2. The method of claim 1, wherein said second thermal load occurs when said heat transfer member is stationary relative to said backup member.

3. The method of claim 1, wherein said first thermal load for said heat transfer member occurs when said heat transfer member is moving relative to said backup member.

4. The method of claim 1, wherein said first thermal load for said heat transfer member occurs during a substrate fusing operation where a substrate passes through said fusing nip.

5. The method of claim 1, wherein said first thermal load occurs when a printer fan is operating at a first speed and said second thermal load occurs when said printer fan speed is operating at a second speed, which is less than said first speed.

6. The method of claim 1, wherein said first thermal load occurs when said heat transfer member is operating at a first speed and said second thermal load occurs when said heat transfer member is operating at a second speed, which is less than said first speed.

7. The method of claim 1, wherein said first thermal load occurs when substrates are passing through said fusing nip and have a first interpage gap and said second thermal load occurs when substrates are passing through said fusing nip and have a second interpage gap, which is greater than said first interpage gap.

8. The method of claim 1, wherein said heat transfer member comprises a belt.

9. The method of claim 1, wherein said first temperature setpoint is greater than said second temperature setpoint.

10. A fuser assembly comprising:

a heat transfer member;

a heater to heat said heat transfer member;

a backup member adapted to engage said heat transfer member so as to define a fusing nip with said heat transfer member; and

a controller coupled to said heater to maintain said heater at or near a first temperature setpoint during at least a substantial portion of when said heat transfer member is operating at a first thermal load and to maintain said heater at or near a second temperature setpoint different from said first temperature setpoint during at least a substantial portion of the time when said heat transfer member is operating at a second thermal load.

11. The fuser assembly of claim 10, wherein said second thermal load occurs when said heat transfer member is stationary relative to said backup member.

12. The fuser assembly of claim 10, wherein said first thermal load for said heat transfer member occurs when said heat transfer member is moving relative to said backup member.

13. The fuser assembly claim 10, wherein said first thermal load for said heat transfer member occurs during a substrate fusing operation where a substrate passes through said fusing nip.

14. The fuser assembly of claim 10, wherein said first thermal load occurs when a printer fan is operating at a first speed and said second thermal load occurs when said printer fan speed is operating at a second speed, which is less than said first speed.

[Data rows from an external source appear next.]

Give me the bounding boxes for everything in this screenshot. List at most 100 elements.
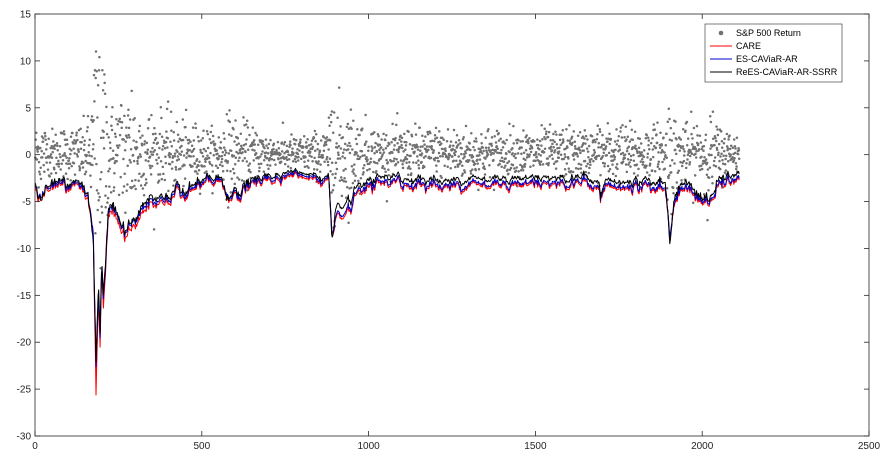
return-point — [704, 133, 708, 136]
return-point — [446, 165, 449, 168]
return-point — [249, 170, 252, 174]
return-point — [378, 143, 382, 146]
return-point — [553, 151, 556, 154]
return-point — [179, 153, 183, 156]
return-point — [492, 158, 495, 162]
return-point — [254, 152, 258, 155]
return-point — [248, 133, 251, 137]
return-point — [581, 135, 585, 138]
return-point — [252, 138, 256, 142]
return-point — [338, 133, 341, 137]
return-point — [600, 143, 604, 147]
return-point — [621, 160, 625, 164]
return-point — [152, 141, 156, 145]
return-point — [721, 162, 725, 166]
return-point — [540, 144, 543, 147]
return-point — [419, 149, 422, 153]
return-point — [501, 146, 505, 149]
return-point — [129, 148, 133, 151]
return-point — [568, 139, 572, 142]
return-point — [164, 140, 168, 144]
return-point — [133, 116, 136, 120]
return-point — [685, 143, 689, 147]
return-point — [78, 168, 81, 172]
return-point — [144, 178, 148, 181]
return-point — [47, 137, 50, 141]
return-point — [639, 160, 643, 163]
return-point — [484, 146, 488, 150]
return-point — [334, 172, 337, 176]
return-point — [298, 149, 301, 152]
return-point — [340, 178, 344, 182]
axes-layer: 0 500 1000 1500 2000 2500 -30 -25 -20 -15 -10 -5 0 5 1… — [17, 10, 881, 452]
return-point — [154, 136, 158, 140]
return-point — [289, 166, 293, 170]
return-point — [724, 157, 727, 161]
return-point — [176, 155, 180, 158]
return-point — [198, 192, 202, 195]
return-point — [723, 137, 726, 141]
return-point — [170, 145, 174, 148]
return-point — [611, 163, 614, 166]
legend-label: S&P 500 Return — [736, 28, 801, 38]
return-point — [669, 126, 673, 130]
return-point — [98, 55, 101, 59]
return-point — [683, 150, 686, 153]
return-point — [632, 153, 635, 157]
return-point — [294, 160, 298, 163]
return-point — [445, 139, 449, 143]
return-point — [143, 140, 147, 143]
return-point — [597, 142, 601, 145]
return-point — [268, 164, 272, 167]
return-point — [45, 143, 49, 146]
return-point — [331, 173, 334, 176]
return-point — [53, 147, 56, 150]
return-point — [302, 135, 306, 138]
return-point — [171, 160, 174, 164]
return-point — [514, 152, 517, 156]
return-point — [317, 153, 321, 156]
return-point — [665, 186, 669, 190]
return-point — [330, 191, 333, 194]
return-point — [174, 168, 178, 171]
return-point — [484, 136, 487, 139]
return-point — [520, 146, 523, 149]
return-point — [559, 153, 563, 156]
return-point — [693, 174, 697, 177]
return-point — [385, 133, 388, 137]
x-tick-label: 500 — [193, 441, 210, 452]
return-point — [524, 148, 528, 152]
return-point — [354, 174, 357, 178]
return-point — [613, 158, 616, 161]
return-point — [182, 184, 185, 188]
return-point — [575, 152, 579, 156]
return-point — [714, 164, 718, 168]
return-point — [56, 148, 59, 152]
return-point — [429, 156, 433, 160]
return-point — [95, 162, 98, 166]
return-point — [608, 142, 612, 146]
return-point — [733, 151, 737, 155]
return-point — [219, 140, 223, 144]
return-point — [577, 162, 581, 166]
return-point — [651, 137, 654, 140]
return-point — [257, 162, 261, 166]
return-point — [701, 159, 705, 163]
return-point — [503, 166, 506, 170]
return-point — [88, 138, 91, 142]
return-point — [200, 151, 204, 155]
return-point — [329, 169, 332, 173]
return-point — [131, 153, 135, 157]
return-point — [454, 141, 458, 144]
return-point — [734, 147, 737, 150]
return-point — [357, 185, 361, 188]
return-point — [222, 132, 226, 135]
return-point — [339, 147, 343, 150]
return-point — [454, 165, 457, 169]
return-point — [286, 150, 290, 154]
return-point — [723, 162, 727, 166]
return-point — [673, 148, 677, 152]
return-point — [105, 132, 109, 136]
return-point — [288, 140, 292, 143]
return-point — [496, 151, 499, 154]
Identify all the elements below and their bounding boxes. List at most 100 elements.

15. The fuser assembly of claim 10, wherein said first thermal load occurs when said heat transfer member is operating at a first speed and said second thermal load occurs when said heat transfer member is operating at a second speed, which is less than said first speed.

16. The fuser assembly of claim 10, wherein said first thermal load occurs when substrates are passing through said fusing nip and have a first interpage gap between them and said second thermal load occurs when substrates are passing through said fusing nip and have a second interpage gap between them, which is greater than said first interpage gap.

17. The fuser assembly of claim 10, wherein said heat transfer member comprises a belt.

18. The method of claim 10, wherein said second temperature setpoint is less than said first temperature setpoint.